What is a Smart Contract?

The contractual conditions registered in a smart contract enable the system to take the necessary measures in the event of a breach in the same way that guarantees the consideration for the fulfillment thereof.

Trust-based agreements

A Smart Contract is a computer program that operates within a decentralized system, not controlled by any of the parties, which facilitates, ensures, enforces and executes agreements registered between two or more parties, persons or organizations, through an automatic contract.

The Smart Contract protocol facilitates the verification and compliance of a contract automatically, which undoubtedly brings agility to the business sector. Because they work on blockchain, they do not need the intervention of people or third parties to verify and execute compliance.

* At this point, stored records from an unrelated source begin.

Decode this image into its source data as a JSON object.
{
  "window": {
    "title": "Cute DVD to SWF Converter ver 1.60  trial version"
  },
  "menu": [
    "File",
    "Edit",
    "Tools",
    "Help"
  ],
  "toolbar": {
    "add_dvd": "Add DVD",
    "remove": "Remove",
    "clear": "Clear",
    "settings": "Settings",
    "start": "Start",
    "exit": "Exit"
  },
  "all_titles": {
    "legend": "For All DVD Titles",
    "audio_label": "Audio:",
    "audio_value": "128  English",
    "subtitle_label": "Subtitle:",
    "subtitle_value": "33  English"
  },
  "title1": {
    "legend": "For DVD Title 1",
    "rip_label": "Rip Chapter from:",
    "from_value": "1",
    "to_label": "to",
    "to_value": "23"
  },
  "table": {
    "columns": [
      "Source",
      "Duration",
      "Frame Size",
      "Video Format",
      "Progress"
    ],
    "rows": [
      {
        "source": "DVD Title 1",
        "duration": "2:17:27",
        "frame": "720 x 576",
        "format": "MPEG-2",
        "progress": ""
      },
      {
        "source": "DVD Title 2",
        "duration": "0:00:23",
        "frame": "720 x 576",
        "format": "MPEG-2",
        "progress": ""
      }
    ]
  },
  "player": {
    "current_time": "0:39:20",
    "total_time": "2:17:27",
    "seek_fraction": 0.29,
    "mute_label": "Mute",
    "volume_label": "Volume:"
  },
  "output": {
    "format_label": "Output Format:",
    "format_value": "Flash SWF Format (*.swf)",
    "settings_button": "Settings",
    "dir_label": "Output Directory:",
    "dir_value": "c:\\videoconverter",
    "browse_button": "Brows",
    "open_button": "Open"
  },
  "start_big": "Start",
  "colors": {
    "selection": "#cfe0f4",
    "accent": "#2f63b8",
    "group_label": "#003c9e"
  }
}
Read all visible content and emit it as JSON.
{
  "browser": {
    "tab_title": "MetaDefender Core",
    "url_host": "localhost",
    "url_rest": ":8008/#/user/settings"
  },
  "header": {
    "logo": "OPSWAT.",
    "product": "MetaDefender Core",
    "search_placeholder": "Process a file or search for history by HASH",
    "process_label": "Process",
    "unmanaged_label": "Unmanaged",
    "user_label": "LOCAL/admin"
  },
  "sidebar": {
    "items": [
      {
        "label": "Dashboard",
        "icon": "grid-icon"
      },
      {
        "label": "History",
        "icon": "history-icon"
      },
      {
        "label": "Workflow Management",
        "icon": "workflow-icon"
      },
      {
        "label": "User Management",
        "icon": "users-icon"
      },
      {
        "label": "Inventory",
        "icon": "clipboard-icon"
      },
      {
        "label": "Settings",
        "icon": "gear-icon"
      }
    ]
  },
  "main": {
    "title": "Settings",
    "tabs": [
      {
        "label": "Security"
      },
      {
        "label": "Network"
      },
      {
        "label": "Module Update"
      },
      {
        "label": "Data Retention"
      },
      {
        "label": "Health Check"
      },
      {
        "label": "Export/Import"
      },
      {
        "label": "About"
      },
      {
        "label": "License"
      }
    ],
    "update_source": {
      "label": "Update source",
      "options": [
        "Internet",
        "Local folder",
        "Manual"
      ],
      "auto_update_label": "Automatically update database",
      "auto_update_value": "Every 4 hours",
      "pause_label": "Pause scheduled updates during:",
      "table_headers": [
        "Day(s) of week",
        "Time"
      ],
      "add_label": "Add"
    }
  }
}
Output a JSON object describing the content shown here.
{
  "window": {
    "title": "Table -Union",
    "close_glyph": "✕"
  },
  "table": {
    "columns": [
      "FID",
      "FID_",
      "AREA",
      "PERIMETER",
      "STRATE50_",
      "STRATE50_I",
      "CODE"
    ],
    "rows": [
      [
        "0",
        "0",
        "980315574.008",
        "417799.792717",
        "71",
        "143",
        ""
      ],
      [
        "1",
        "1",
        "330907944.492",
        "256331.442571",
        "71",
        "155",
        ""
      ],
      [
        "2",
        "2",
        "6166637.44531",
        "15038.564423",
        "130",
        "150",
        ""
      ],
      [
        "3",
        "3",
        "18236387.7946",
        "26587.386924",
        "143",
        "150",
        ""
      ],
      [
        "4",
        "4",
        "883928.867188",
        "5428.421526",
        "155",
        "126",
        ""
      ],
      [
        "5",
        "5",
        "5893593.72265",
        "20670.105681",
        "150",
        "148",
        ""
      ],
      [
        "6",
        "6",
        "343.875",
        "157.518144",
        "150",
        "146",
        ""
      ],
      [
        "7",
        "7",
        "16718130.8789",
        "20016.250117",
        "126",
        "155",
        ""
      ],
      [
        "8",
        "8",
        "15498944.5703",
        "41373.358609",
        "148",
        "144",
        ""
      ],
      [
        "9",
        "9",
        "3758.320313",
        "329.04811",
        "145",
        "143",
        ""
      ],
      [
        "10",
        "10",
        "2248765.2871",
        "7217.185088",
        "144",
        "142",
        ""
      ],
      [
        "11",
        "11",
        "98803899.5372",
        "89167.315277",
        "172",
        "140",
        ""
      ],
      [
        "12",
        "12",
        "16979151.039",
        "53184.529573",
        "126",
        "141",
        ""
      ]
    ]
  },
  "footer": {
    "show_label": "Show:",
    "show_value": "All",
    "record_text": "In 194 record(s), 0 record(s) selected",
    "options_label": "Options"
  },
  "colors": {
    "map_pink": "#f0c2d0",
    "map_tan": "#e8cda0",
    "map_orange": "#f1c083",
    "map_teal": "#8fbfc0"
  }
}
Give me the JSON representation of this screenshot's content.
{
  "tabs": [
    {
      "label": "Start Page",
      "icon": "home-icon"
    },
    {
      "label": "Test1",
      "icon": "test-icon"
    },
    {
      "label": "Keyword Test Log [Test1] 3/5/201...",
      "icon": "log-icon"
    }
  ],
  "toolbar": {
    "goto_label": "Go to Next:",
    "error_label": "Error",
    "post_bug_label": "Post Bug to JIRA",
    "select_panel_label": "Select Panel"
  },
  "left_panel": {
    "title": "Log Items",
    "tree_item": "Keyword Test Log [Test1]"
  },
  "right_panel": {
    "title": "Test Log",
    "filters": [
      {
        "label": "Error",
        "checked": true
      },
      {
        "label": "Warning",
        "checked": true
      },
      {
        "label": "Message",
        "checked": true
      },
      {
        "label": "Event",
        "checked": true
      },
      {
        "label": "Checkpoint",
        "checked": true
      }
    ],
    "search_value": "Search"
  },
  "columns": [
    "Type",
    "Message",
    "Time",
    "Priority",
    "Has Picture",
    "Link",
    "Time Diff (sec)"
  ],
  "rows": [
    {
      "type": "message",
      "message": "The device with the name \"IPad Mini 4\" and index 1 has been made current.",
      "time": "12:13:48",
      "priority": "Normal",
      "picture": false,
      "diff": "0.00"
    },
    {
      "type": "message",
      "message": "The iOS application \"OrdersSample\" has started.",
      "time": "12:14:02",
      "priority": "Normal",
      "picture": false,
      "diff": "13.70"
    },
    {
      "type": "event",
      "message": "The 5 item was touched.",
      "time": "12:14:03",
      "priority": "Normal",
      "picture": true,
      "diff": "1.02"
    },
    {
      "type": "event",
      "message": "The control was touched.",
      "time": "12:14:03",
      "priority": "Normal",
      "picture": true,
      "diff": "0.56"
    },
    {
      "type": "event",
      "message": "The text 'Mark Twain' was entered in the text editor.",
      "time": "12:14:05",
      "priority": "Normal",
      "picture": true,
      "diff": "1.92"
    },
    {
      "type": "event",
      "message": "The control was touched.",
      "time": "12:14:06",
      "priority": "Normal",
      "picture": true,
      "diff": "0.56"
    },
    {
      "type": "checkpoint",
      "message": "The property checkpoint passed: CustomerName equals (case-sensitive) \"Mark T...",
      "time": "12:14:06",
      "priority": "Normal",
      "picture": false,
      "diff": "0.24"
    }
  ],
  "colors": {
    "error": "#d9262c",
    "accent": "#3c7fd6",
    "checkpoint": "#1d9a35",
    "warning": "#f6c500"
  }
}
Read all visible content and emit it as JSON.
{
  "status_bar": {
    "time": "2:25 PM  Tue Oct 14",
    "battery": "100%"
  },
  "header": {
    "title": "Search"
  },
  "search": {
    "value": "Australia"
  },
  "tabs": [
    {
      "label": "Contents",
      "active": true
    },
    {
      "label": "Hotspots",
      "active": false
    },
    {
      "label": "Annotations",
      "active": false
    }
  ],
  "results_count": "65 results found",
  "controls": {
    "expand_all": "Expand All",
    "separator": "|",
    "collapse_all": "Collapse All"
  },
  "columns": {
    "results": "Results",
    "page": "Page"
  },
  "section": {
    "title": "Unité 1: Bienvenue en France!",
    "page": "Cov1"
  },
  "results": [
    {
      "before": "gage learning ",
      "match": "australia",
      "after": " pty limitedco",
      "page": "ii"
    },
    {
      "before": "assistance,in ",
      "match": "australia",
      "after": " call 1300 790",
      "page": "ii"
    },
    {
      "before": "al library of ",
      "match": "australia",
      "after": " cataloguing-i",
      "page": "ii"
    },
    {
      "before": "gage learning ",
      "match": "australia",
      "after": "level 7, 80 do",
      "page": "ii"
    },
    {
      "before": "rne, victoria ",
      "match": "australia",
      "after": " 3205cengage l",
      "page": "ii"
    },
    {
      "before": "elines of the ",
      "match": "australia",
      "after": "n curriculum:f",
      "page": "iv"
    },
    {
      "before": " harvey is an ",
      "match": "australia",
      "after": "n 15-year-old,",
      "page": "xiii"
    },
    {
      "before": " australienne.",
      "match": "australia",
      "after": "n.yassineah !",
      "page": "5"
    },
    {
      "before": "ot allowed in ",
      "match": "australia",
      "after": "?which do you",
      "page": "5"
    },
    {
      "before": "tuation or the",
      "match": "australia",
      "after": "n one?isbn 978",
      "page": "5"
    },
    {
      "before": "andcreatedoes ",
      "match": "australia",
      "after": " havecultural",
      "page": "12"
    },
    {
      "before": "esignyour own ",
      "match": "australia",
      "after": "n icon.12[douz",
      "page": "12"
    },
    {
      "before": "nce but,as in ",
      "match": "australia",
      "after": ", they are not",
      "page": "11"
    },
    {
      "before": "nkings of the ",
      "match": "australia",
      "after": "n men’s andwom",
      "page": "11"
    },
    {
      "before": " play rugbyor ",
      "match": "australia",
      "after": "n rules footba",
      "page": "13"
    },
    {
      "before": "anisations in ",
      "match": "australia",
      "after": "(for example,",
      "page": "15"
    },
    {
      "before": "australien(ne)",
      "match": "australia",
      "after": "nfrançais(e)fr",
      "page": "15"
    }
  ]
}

The code of contract content is stored in the blockchain, a virtual book that records all transactions made in a network. The code should be based on logical rules and conditions, which can interact with autonomous devices such as IOT sensors. The result is an armored virtual agreement with all eventualities covered, so that if all the parties contribute what was agreed, there will be no possibility of fraud.

Applications of Smart Contracts

Smart contracts can be applied in the realization of any transaction that requires a registered agreement between parties, as an example in the contracting of financial or insurance products, the deposits in guarantee, the operations of purchase and sale of financial instruments in the stock markets, of syndicated loans, royalties and more.

The primary objective of the Smart Contracts is to provide superior security to the traditional contract law and reduce transaction costs associated with contracting. The transfer of digital value through a system that does not require trust opens the door to new applications that can make use of smart contracts, such as cryptocurrencies.

The great expectation generated by smart contracts is due to the possibility offered by Blockchain to people who enforce contracts in the real world by themselves without the need for a physical intermediary, that is, without the need for a judge or third party.

Currently faced with the breach of contract by any of the related parties, the mechanism for compensation for damages is to go to an intermediary, provided and supported by the public power. This intermediary receives the coercive power of the State to enforce the principle of safeguarding our rights. Therefore, without the figure of the intermediary, neither of the parties can access full compliance with their rights.

This need for a third party to settle disputes for non-compliance with what was agreed in any type of contract slows down the results in favor of the injured parties, and it is to solve this difficulty that many apply the technology of smart contracts in their hiring processes. The contractual conditions registered in a smart contract enable the system to take the necessary measures in the event of a breach in the same way that guarantees the consideration for the fulfillment thereof.

The biggest beneficiaries with the implementation of smart contracts will clearly be the operators of the insurance industries, as they could provide additional security in terms of scam prevention. Likewise, in financial loan contracts, a smart contract allows security options to be assumed as default actions are presented. In contracts for the sale of goods, the buyer makes the payment to the contract account and the smart contract supervises through the messaging programs that the merchandise has been transferred to the buyer. Finally, the smart contract is executed by paying the funds from the deposit account to the seller.

They can also be useful when limiting public or private spending to specific cases, such as in a geographical area, on a specific date, etc. We would have programmable money useful in private companies, public institutions and non-governmental organizations when limiting the problem of corruption.

Blockchain improves the guarantee of agreements

Although Blockchain technology is still at an early stage of development, without a doubt the potential it offers us will allow us to introduce changes in the way of “exchanging value” through digital channels.

Thus, in the same way that the internet brought us the exchange of information in an agile and simple way, technology will introduce a new way of exchanging value between businesses, institutions and individuals. In addition to the automation of the processes, it provides an improved concept of justice and transparency. Undoubtedly, smart contracts will increase the speed of execution of transactions, which will eventually translate into the possibility of closing a greater volume of agreements with less risk of compliance.